The authors further showed similar test results using Fixup on the network without any normalization, working with the ImageNet database and with translations from English into German.

Myth 6: Networks with attention are better than convolutional ones.


The idea that the mechanisms of “attention” are superior to convolutional neural networks is gaining popularity in the community of MO researchers. In the work of Vaswani and colleagues , it was noted that “the computational cost of detachable convolutions is equal to the combination of a self-attention layer and a point-wise feed-forward layer.”

Even advanced generative-competitive networks show the advantage of self-attention over standard convolution when modeling long-range dependencies.

Contributors Pay Less Attention with Lightweight and Dynamic Convolutions. Wu et al. ICLR 2019question the parametric efficiency and effectiveness of self-attention when modeling long-range dependencies, and offer new options for convolutions, partially inspired by self-awareness, more effective in terms of parameters.



The “lightweight” convolutions are separable in depth, softmax-normalized in time dimension, separated by weight in channel dimension, and reuse the same weights at each time step (as recurrent neural networks). Dynamic convolutions are lightweight convolutions that use different weights at each time step.

Such tricks make lightweight and dynamic convolutions several orders of magnitude more effective than standard indivisible convolutions.





The authors show that these new convolutions correspond or exceed self-absorbing networks in machine translation, language modeling, abstract summation problems, using the same or less parameters.

Myth 7: Significance Cards - A Reliable Way to Interpret Neural Networks


Although there is an opinion that neural networks are black boxes, there have been many attempts to interpret them. The most popular of these are significance maps, or other similar methods that assign importance assessments to features or training examples.

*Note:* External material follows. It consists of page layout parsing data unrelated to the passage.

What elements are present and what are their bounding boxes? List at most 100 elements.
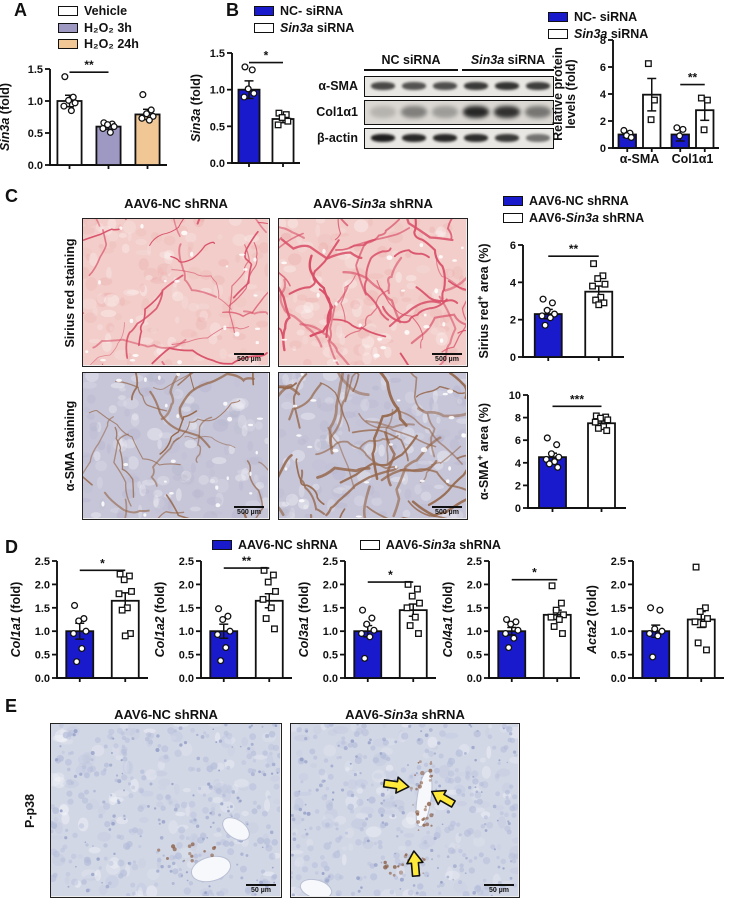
svg-text:0.5: 0.5 <box>323 650 338 662</box>
scale-bar-line <box>234 505 264 508</box>
legend-swatch <box>503 196 523 207</box>
blot-header-sin3a-label: Sin3a siRNA <box>471 53 545 67</box>
svg-text:0.0: 0.0 <box>467 673 482 685</box>
panel-b-legend: NC- siRNA Sin3a siRNA <box>254 5 354 34</box>
svg-text:0.5: 0.5 <box>35 650 50 662</box>
scale-bar-line <box>432 352 462 355</box>
svg-text:0: 0 <box>515 503 521 515</box>
svg-text:1.5: 1.5 <box>323 603 338 615</box>
legend-item: Vehicle <box>58 5 139 18</box>
svg-text:1.0: 1.0 <box>467 626 482 638</box>
scale-bar-label: 50 µm <box>251 887 271 894</box>
svg-text:6: 6 <box>515 435 521 447</box>
svg-text:0.0: 0.0 <box>323 673 338 685</box>
text-part: siRNA <box>504 53 546 67</box>
scale-bar-label: 50 µm <box>489 887 509 894</box>
panel-e-col1-header: AAV6-NC shRNA <box>114 707 218 722</box>
blot-band <box>370 133 395 142</box>
asma-stain-sin3a-image: 500 µm <box>278 372 468 520</box>
panel-d-col3a1-chart: 0.0 0.5 1.0 1.5 2.0 2.5 Col3a1 (fold) * <box>297 556 436 685</box>
text-part: shRNA <box>385 196 433 211</box>
legend-label: Sin3a siRNA <box>280 20 355 35</box>
svg-text:6: 6 <box>600 62 606 74</box>
legend-swatch <box>548 28 568 39</box>
svg-text:1.5: 1.5 <box>210 48 225 60</box>
svg-text:Col4a1 (fold): Col4a1 (fold) <box>441 582 455 658</box>
blot-band <box>431 105 458 118</box>
blot-band <box>401 81 426 90</box>
panel-d-label: D <box>5 537 18 557</box>
blot-band <box>370 81 395 90</box>
blot-protein-label: β-actin <box>317 131 358 145</box>
svg-text:0.5: 0.5 <box>611 650 626 662</box>
western-blot: NC siRNA Sin3a siRNA α-SMA Col1α1 β-actin <box>300 50 562 154</box>
text-part: Sin3a <box>470 53 505 67</box>
panel-a-label: A <box>14 0 27 20</box>
panel-c-legend: AAV6-NC shRNA AAV6-Sin3a shRNA <box>503 195 644 224</box>
scale-bar: 500 µm <box>234 505 264 516</box>
panel-c-row1-label: Sirius red staining <box>63 238 77 348</box>
svg-text:4: 4 <box>510 277 517 289</box>
svg-text:0.0: 0.0 <box>179 673 194 685</box>
svg-text:8: 8 <box>515 413 521 425</box>
svg-text:2.0: 2.0 <box>323 579 338 591</box>
svg-text:1.0: 1.0 <box>210 85 225 97</box>
svg-text:0.5: 0.5 <box>28 128 43 140</box>
panel-d-col1a1-chart: 0.0 0.5 1.0 1.5 2.0 2.5 Col1a1 (fold) * <box>9 556 148 685</box>
panel-d-col4a1-chart: 0.0 0.5 1.0 1.5 2.0 2.5 Col4a1 (fold) * <box>441 556 580 685</box>
svg-text:1.0: 1.0 <box>323 626 338 638</box>
svg-text:2.0: 2.0 <box>611 579 626 591</box>
svg-text:0.5: 0.5 <box>179 650 194 662</box>
blot-strip <box>364 100 554 125</box>
scale-bar: 50 µm <box>484 883 514 894</box>
svg-text:1.5: 1.5 <box>467 603 482 615</box>
svg-text:1.0: 1.0 <box>179 626 194 638</box>
scale-bar: 500 µm <box>234 352 264 363</box>
scale-bar: 500 µm <box>432 352 462 363</box>
legend-label: AAV6-NC shRNA <box>529 194 629 208</box>
svg-text:**: ** <box>84 58 94 72</box>
blot-band <box>462 105 489 118</box>
blot-band <box>401 133 426 142</box>
svg-text:8: 8 <box>600 35 606 47</box>
svg-text:0.0: 0.0 <box>28 160 43 172</box>
legend-label: AAV6-Sin3a shRNA <box>385 538 501 552</box>
panel-c-row2-label: α-SMA staining <box>63 400 77 492</box>
blot-band <box>525 81 550 90</box>
legend-swatch <box>548 12 568 23</box>
sirius-red-nc-image: 500 µm <box>82 218 270 367</box>
panel-d-acta2-chart: 0.0 0.5 1.0 1.5 2.0 2.5 Acta2 (fold) <box>585 556 724 685</box>
legend-swatch <box>58 22 78 33</box>
svg-text:0.0: 0.0 <box>35 673 50 685</box>
svg-text:**: ** <box>569 242 579 256</box>
arrow-annotation <box>406 850 424 878</box>
blot-header-sin3a-sirna: Sin3a siRNA <box>462 54 554 71</box>
scale-bar-label: 500 µm <box>237 509 261 516</box>
legend-label: AAV6-Sin3a shRNA <box>529 210 645 225</box>
svg-text:0: 0 <box>510 352 516 364</box>
legend-label: NC- siRNA <box>574 10 638 24</box>
blot-band <box>525 133 550 142</box>
scale-bar-line <box>234 352 264 355</box>
panel-e-row-label: P-p38 <box>23 793 37 829</box>
svg-text:2: 2 <box>510 315 516 327</box>
legend-swatch <box>359 540 380 551</box>
svg-text:1.5: 1.5 <box>179 603 194 615</box>
svg-text:Col1α1: Col1α1 <box>672 152 714 166</box>
scale-bar-label: 500 µm <box>435 356 459 363</box>
svg-text:0.0: 0.0 <box>210 158 225 170</box>
svg-text:1.0: 1.0 <box>35 626 50 638</box>
blot-band <box>400 105 427 118</box>
panel-d-col1a2-chart: 0.0 0.5 1.0 1.5 2.0 2.5 Col1a2 (fold) ** <box>153 554 292 685</box>
panel-e-col2-header: AAV6-Sin3a shRNA <box>290 707 520 722</box>
svg-text:0.0: 0.0 <box>611 673 626 685</box>
svg-text:2.5: 2.5 <box>179 556 194 568</box>
svg-text:4: 4 <box>515 458 522 470</box>
svg-text:*: * <box>532 566 537 580</box>
legend-item: Sin3a siRNA <box>548 27 648 41</box>
svg-text:0.5: 0.5 <box>467 650 482 662</box>
svg-text:1.0: 1.0 <box>28 96 43 108</box>
svg-text:Acta2 (fold): Acta2 (fold) <box>585 585 599 655</box>
pp38-stain-nc-image: 50 µm <box>50 723 282 898</box>
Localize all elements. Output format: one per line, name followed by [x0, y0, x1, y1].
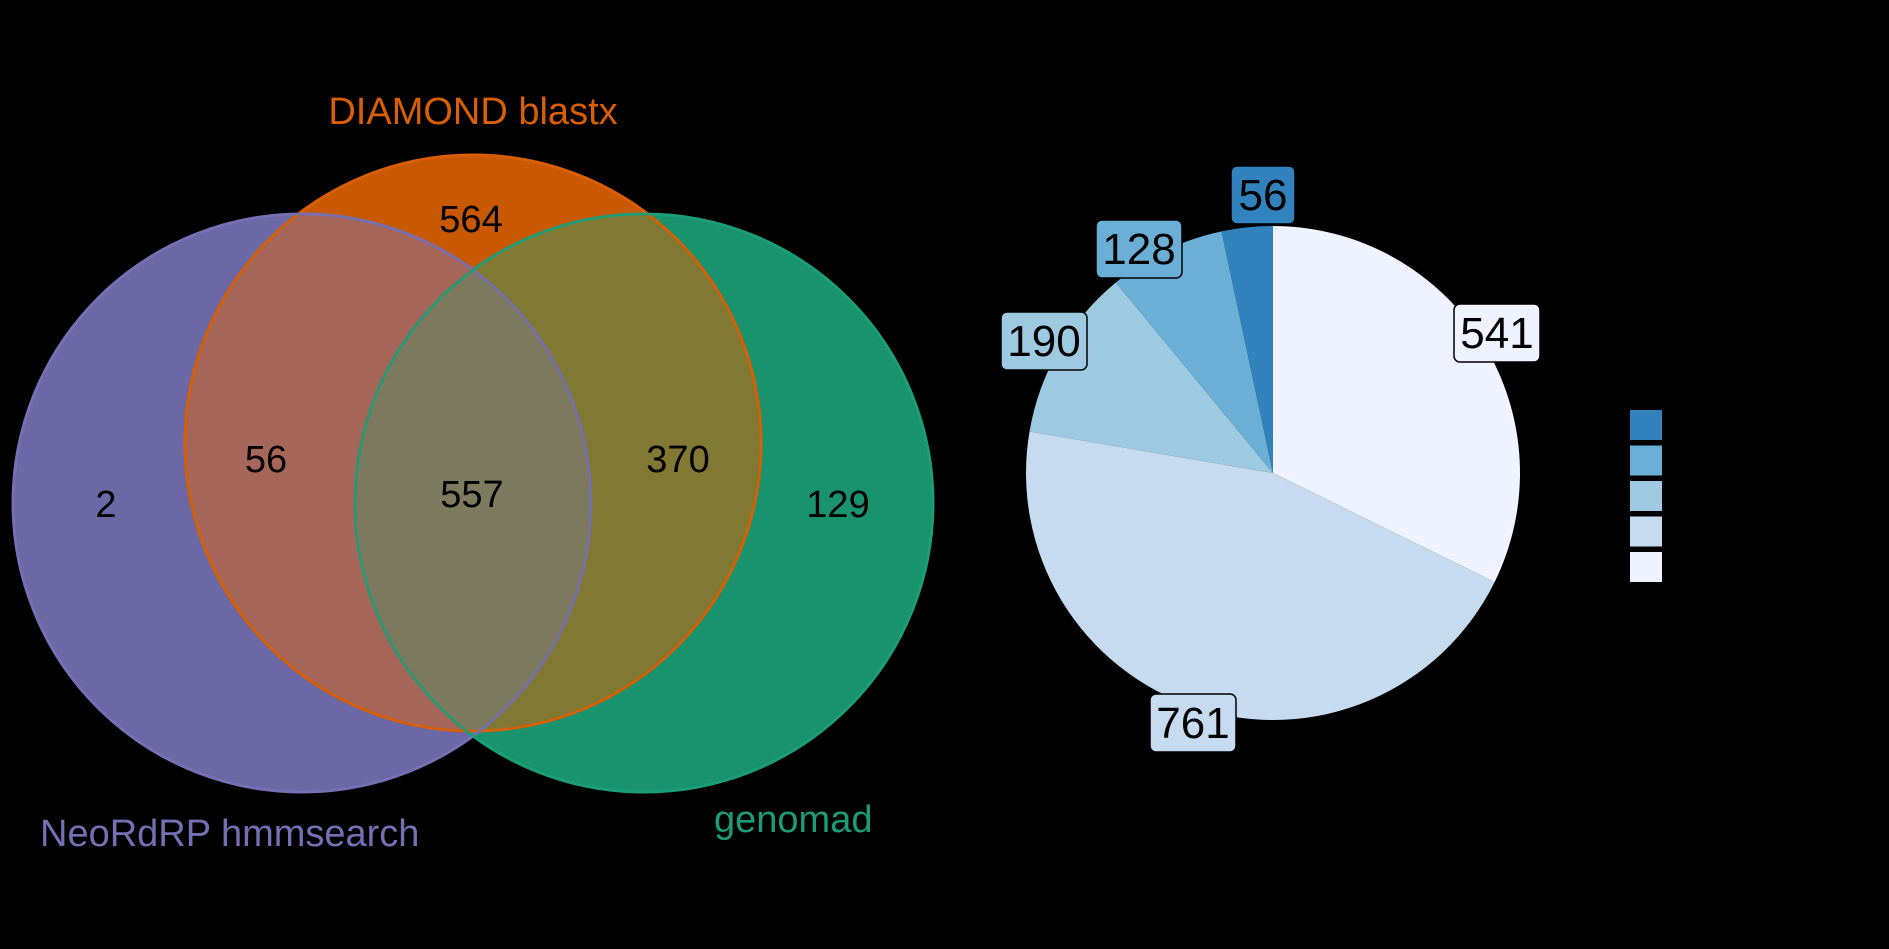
pie-slice — [1115, 231, 1273, 473]
venn-outline-top-neordrp-hmmsearch — [11, 212, 593, 794]
venn-region-value: 2 — [95, 484, 116, 526]
venn-set-label-genomad: genomad — [714, 799, 872, 841]
pie-chart: 541 761 190 128 56 — [1000, 165, 1541, 753]
pie-slice — [1026, 431, 1495, 720]
pie-slice-label: 190 — [1007, 317, 1080, 366]
venn-region-value: 564 — [439, 199, 502, 241]
legend-swatch — [1630, 552, 1662, 582]
legend-swatch — [1630, 445, 1662, 476]
venn-region-value: 56 — [245, 439, 287, 481]
venn-set-label-diamond-blastx: DIAMOND blastx — [328, 91, 617, 133]
legend-swatch — [1630, 410, 1662, 440]
pie-legend — [1630, 410, 1662, 582]
pie-slice-label: 761 — [1156, 699, 1229, 748]
pie-label-box — [1453, 303, 1541, 363]
legend-swatch — [1630, 516, 1662, 547]
pie-label-box — [1095, 219, 1183, 279]
venn-outline-top-diamond-blastx — [183, 153, 763, 733]
pie-label-box — [1149, 693, 1237, 753]
pie-slice-label: 541 — [1460, 309, 1533, 358]
venn-outline-top-genomad — [353, 212, 935, 794]
venn-overlap-all — [355, 214, 591, 731]
pie-slice-label: 56 — [1239, 171, 1288, 220]
venn-overlap-fill-dng — [355, 214, 591, 731]
venn-region-value: 129 — [806, 484, 869, 526]
pie-label-box — [1000, 311, 1088, 371]
venn-region-value: 370 — [646, 439, 709, 481]
pie-label-box — [1230, 165, 1296, 225]
pie-slice — [1221, 226, 1273, 473]
legend-swatch — [1630, 481, 1662, 511]
pie-slice-label: 128 — [1102, 225, 1175, 274]
venn-set-label-neordrp-hmmsearch: NeoRdRP hmmsearch — [40, 813, 419, 855]
venn-diagram: DIAMOND blastx NeoRdRP hmmsearch genomad 56… — [11, 91, 935, 855]
pie-slice — [1029, 282, 1273, 473]
venn-region-value: 557 — [440, 474, 503, 516]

It is tempting to be able to conclude that a given image has been classified in a certain way due to certain parts of the image that are significant to the neural network. To calculate significance maps, there are several methods that often use the activation of neural networks in a given image and the gradients passing through the network.

In Interpretation of Neural Networks is Fragile. Ghorbani et al. AAAI 2019the authors show that they can introduce an elusive change in the picture, which, however, will distort its significance map.



The neural network determines the monarch butterfly not by the pattern on its wings, but because of the presence of unimportant green leaves against the background of the photo.



Multidimensional images are often closer to decision boundaries made by deep neural networks, hence their sensitivity to adversarial attacks. And if competitive attacks move images beyond the boundaries of the solution, competitive interpretative attacks shift them along the boundary of the solution without leaving the territory of the same solution.

The basic method developed by the authors is a modification of the Goodfello method of fast gradient marking, which was one of the first successful methods of competitive attacks. It can be assumed that other, newer and more complex attacks can also be used for attacks on the interpretation of neural networks.

Consequences:

In connection with the growing spread of deep learning in such critical areas of application as medical imaging, it is important to carefully approach the interpretation of decisions made by neural networks. For example, although it would be great if the convolutional neural network could recognize the spot on the MRI image as a malignant tumor, these results should not be trusted if they are based on unreliable interpretation methods.